9 Responses to “Calling a Web Service that supports Arrays for input and output”

  1. Santosh Says:

    Hi Erine,

    Thanks a lot for such a nice article.
    But I could nor able to download the dsx mentioned by you in this blog regarding array of input and output for web service.
    Could you please provide us the correct link from where we can download the sample dsx.

    Thanks
    Santosh Rai

    • dsrealtime Says:

      I’ll check, but see if you can retrieve the files and then rename them…..this site doesn’t let me post pure txt files or in this case, .dsx files, so I have to rename them first as .doc or .pdf, etc.

  2. Andy Sorrell Says:

    To load these files down, right-click and select “Save As” – then rename the first one to a .dsx suffix, rename the second one as a .wsdl suffix.

  3. tanmaya Says:

    Hi Ernie,

    I have a doubt, please help me with that. I am generating an array of records to be pushed in a single row to the webservice transformer. By seeing your dsx i have been able to get the desired results. But i encountered a roadblock when I came across a secific situation while trying to covert a set of records to an xml file and then passing it to the web service.

    Here, is the records which I tried to convert to xml using xml output stage.
    1) “100256”,”Dsm”,”410″,”E”,”A”
    2) “100257”,”Dsm”,”410″,”E”,”A”

    I am also attaching the xml generated, seeing which you will understand the problem.

    100256
    100257
    Dsm
    410
    E
    A

    Here it has clubbed together both code values in on tag as the rest of the values for the department a same except code.

    Also, my xpath expression from the imported wsdl is as follows.
    /ns1:UpdateDepartment/ns1:updateRequest/ns1:departmentList/ns1:department/ns1:code/text()
    Similar xpath is for description, salaryPayGrade,flsaStatus etc.
    How could I modify my Xpath for all the column so that the xml that is being generated is making different tags for all the code values even when they have there associated other column values are same.

    100256
    Dsm
    410
    E
    A

    100257
    Dsm
    410
    E
    A

    If you can help please provide any suggestions.

    Thanks,
    Tanmaya

    • dsrealtime Says:

      Hi Tanmaya…

      I’ve seen this happen before, and in fact, under the exact same circumstances — when trying to construct a SOAP body for array input. I found two oddities and resolved them the same way. In one case, where the element values were identical, XMLOutput aggregates “too agressively”, and in another case, there is an interesting behavior when you have too few elements (I think 2, 3, or 4 are the issue there).

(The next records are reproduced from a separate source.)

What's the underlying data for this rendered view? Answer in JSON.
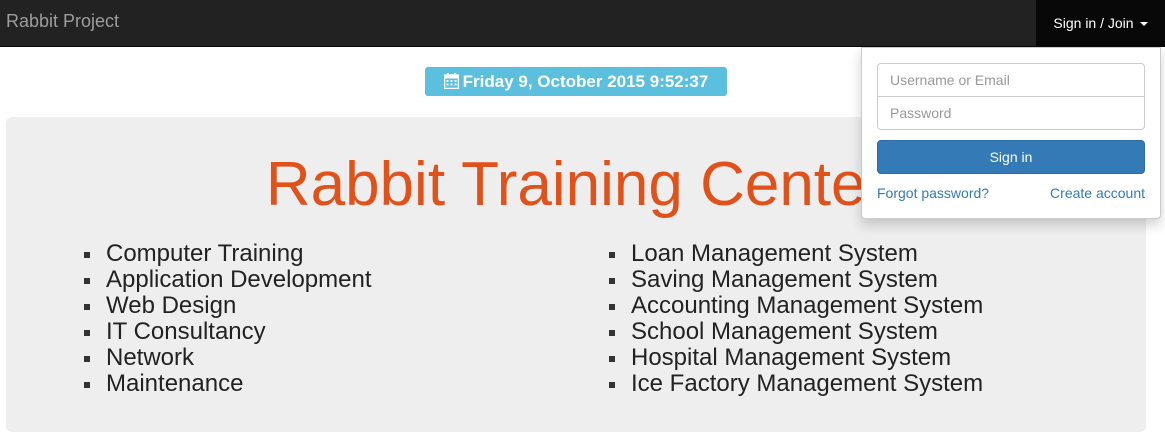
{
  "navbar": {
    "brand": "Rabbit Project",
    "signin_toggle": "Sign in / Join"
  },
  "date_label": {
    "icon": "calendar-icon",
    "text": "Friday 9, October 2015 9:52:37"
  },
  "jumbotron": {
    "title": "Rabbit Training Center",
    "title_color": "#e0521a",
    "left_list": [
      "Computer Training",
      "Application Development",
      "Web Design",
      "IT Consultancy",
      "Network",
      "Maintenance"
    ],
    "right_list": [
      "Loan Management System",
      "Saving Management System",
      "Accounting Management System",
      "School Management System",
      "Hospital Management System",
      "Ice Factory Management System"
    ]
  },
  "login_dropdown": {
    "username_placeholder": "Username or Email",
    "password_placeholder": "Password",
    "signin_label": "Sign in",
    "forgot_label": "Forgot password?",
    "create_label": "Create account"
  },
  "colors": {
    "navbar_bg": "#222222",
    "date_label_bg": "#5bc0de",
    "primary_button": "#337ab7",
    "jumbotron_bg": "#eeeeee"
  }
}
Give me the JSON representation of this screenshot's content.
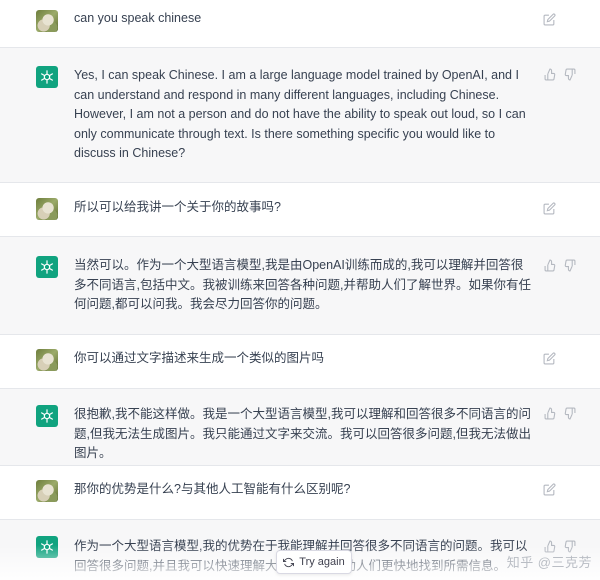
{
  "conversation": [
    {
      "role": "user",
      "text": "can you speak chinese"
    },
    {
      "role": "assistant",
      "text": "Yes, I can speak Chinese. I am a large language model trained by OpenAI, and I can understand and respond in many different languages, including Chinese. However, I am not a person and do not have the ability to speak out loud, so I can only communicate through text. Is there something specific you would like to discuss in Chinese?"
    },
    {
      "role": "user",
      "text": "所以可以给我讲一个关于你的故事吗?"
    },
    {
      "role": "assistant",
      "text": "当然可以。作为一个大型语言模型,我是由OpenAI训练而成的,我可以理解并回答很多不同语言,包括中文。我被训练来回答各种问题,并帮助人们了解世界。如果你有任何问题,都可以问我。我会尽力回答你的问题。"
    },
    {
      "role": "user",
      "text": "你可以通过文字描述来生成一个类似的图片吗"
    },
    {
      "role": "assistant",
      "text": "很抱歉,我不能这样做。我是一个大型语言模型,我可以理解和回答很多不同语言的问题,但我无法生成图片。我只能通过文字来交流。我可以回答很多问题,但我无法做出图片。"
    },
    {
      "role": "user",
      "text": "那你的优势是什么?与其他人工智能有什么区别呢?"
    },
    {
      "role": "assistant",
      "text": "作为一个大型语言模型,我的优势在于我能理解并回答很多不同语言的问题。我可以回答很多问题,并且我可以快速理解大量文本,以帮助人们更快地找到所需信息。"
    }
  ],
  "try_again_label": "Try again",
  "watermark": "知乎 @三克芳"
}
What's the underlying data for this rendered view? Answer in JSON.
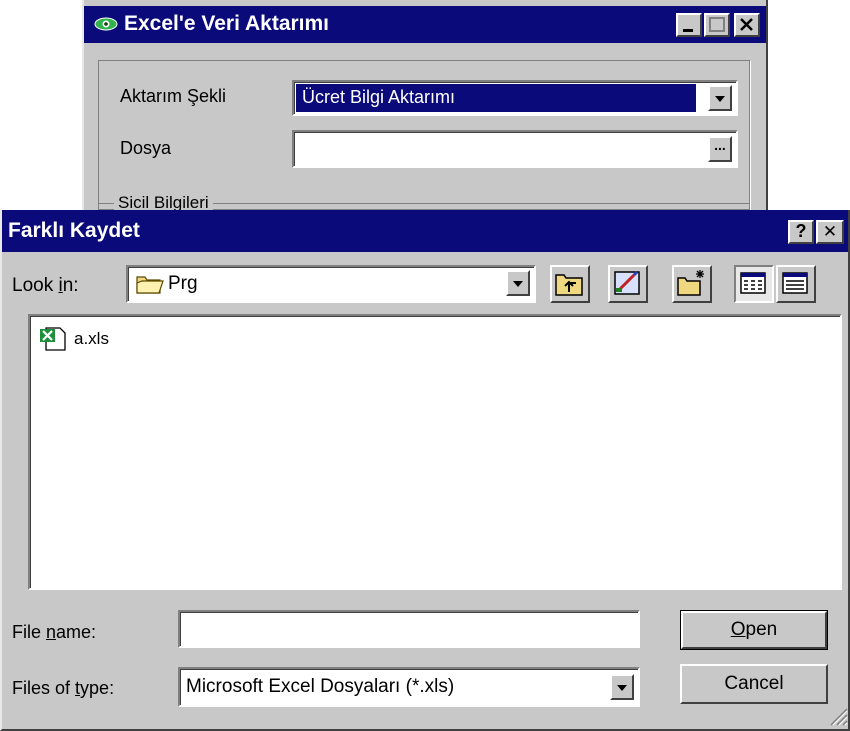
{
  "background_window": {
    "title": "Excel'e Veri Aktarımı",
    "aktarim_label": "Aktarım Şekli",
    "aktarim_value": "Ücret Bilgi Aktarımı",
    "dosya_label": "Dosya",
    "dosya_value": "",
    "browse_label": "...",
    "group_label": "Sicil Bilgileri"
  },
  "dialog": {
    "title": "Farklı Kaydet",
    "help_label": "?",
    "close_label": "✕",
    "lookin_prefix": "Look ",
    "lookin_accel": "i",
    "lookin_suffix": "n:",
    "lookin_value": "Prg",
    "files": [
      {
        "name": "a.xls",
        "icon": "excel-file-icon"
      }
    ],
    "filename_prefix": "File ",
    "filename_accel": "n",
    "filename_suffix": "ame:",
    "filename_value": "",
    "filetype_prefix": "Files of ",
    "filetype_accel": "t",
    "filetype_suffix": "ype:",
    "filetype_value": "Microsoft Excel Dosyaları (*.xls)",
    "open_accel": "O",
    "open_rest": "pen",
    "cancel_label": "Cancel"
  },
  "colors": {
    "titlebar": "#0a0a7a",
    "face": "#c8c8c8",
    "selection": "#0a0a7a"
  },
  "icons": [
    "eye-icon",
    "folder-icon",
    "up-folder-icon",
    "desktop-icon",
    "new-folder-icon",
    "list-view-icon",
    "details-view-icon",
    "excel-file-icon",
    "chevron-down-icon",
    "resize-grip-icon"
  ]
}
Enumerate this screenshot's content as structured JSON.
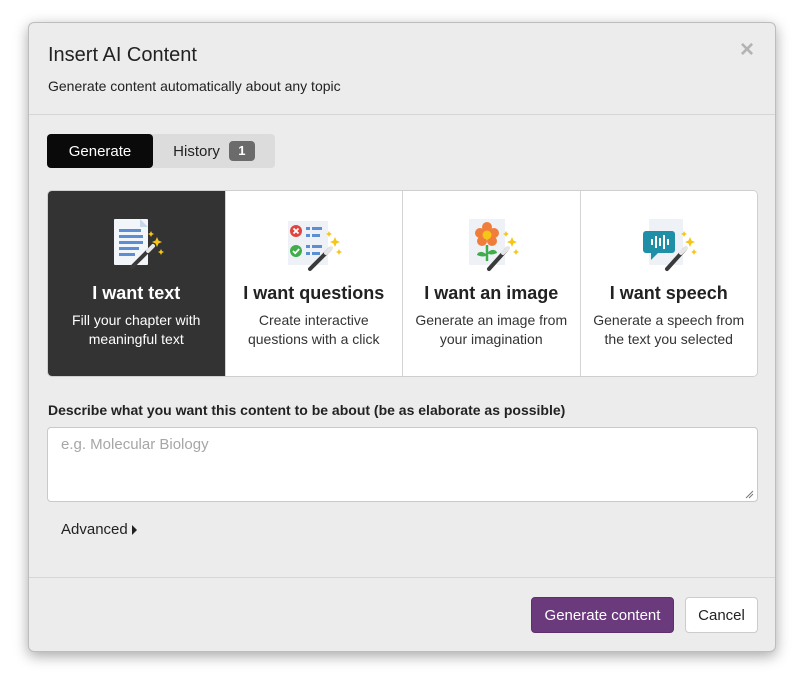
{
  "dialog": {
    "title": "Insert AI Content",
    "subtitle": "Generate content automatically about any topic",
    "close_icon": "close-icon",
    "close_glyph": "×"
  },
  "tabs": [
    {
      "label": "Generate",
      "active": true
    },
    {
      "label": "History",
      "badge": "1",
      "active": false
    }
  ],
  "options": [
    {
      "title": "I want text",
      "description": "Fill your chapter with meaningful text",
      "icon": "document-magic-wand-icon",
      "selected": true
    },
    {
      "title": "I want questions",
      "description": "Create interactive questions with a click",
      "icon": "quiz-magic-wand-icon",
      "selected": false
    },
    {
      "title": "I want an image",
      "description": "Generate an image from your imagination",
      "icon": "flower-image-magic-wand-icon",
      "selected": false
    },
    {
      "title": "I want speech",
      "description": "Generate a speech from the text you selected",
      "icon": "speech-bubble-magic-wand-icon",
      "selected": false
    }
  ],
  "prompt": {
    "label": "Describe what you want this content to be about (be as elaborate as possible)",
    "placeholder": "e.g. Molecular Biology",
    "value": ""
  },
  "advanced": {
    "label": "Advanced",
    "icon": "caret-right-icon"
  },
  "footer": {
    "generate_label": "Generate content",
    "cancel_label": "Cancel"
  },
  "colors": {
    "selected_card": "#333333",
    "active_tab": "#0a0a0a",
    "primary_button": "#6b3a7d",
    "dialog_background": "#ececec"
  }
}
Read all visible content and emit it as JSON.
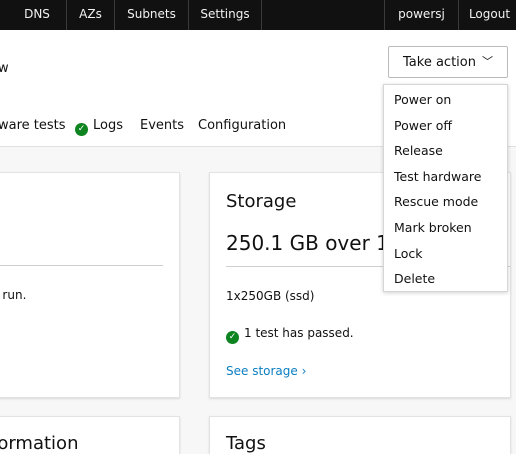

In both, the solution was to create my own additional unique column, assign it a unique counter value in an upstream stage, and include it into your link (perhaps in between the 100256 code and “Dsm”) and into your xmlOutput. Call it something like , give it perfectly valid xpath, and then send the resulting xml to another transformer where you can edit out the new and un-necessary element. Tedious — but it will work. —ernie

  4. tanmaya Says:

    I tried pasting the xml file contents in this space but i believe they have been truncated. But consider this to be data within xml tags and metadata definition for this xml could be found out form the xpath expression.

  5. tanmaya Says:

    Thanks a lot for the response Ernie. I have tried the approach you mentioned by applying an additional column as surrogate key on top of all the input columns. In this case the xml format was perfectly generated. But as you have mentioned to edit out the new and unnecessary elements by passing the xml generated to a transformer, i have some concerns as to how to remove all the element tags 1 for the surrogate key from my single column output(longvarchar datatype) from the xml output stage.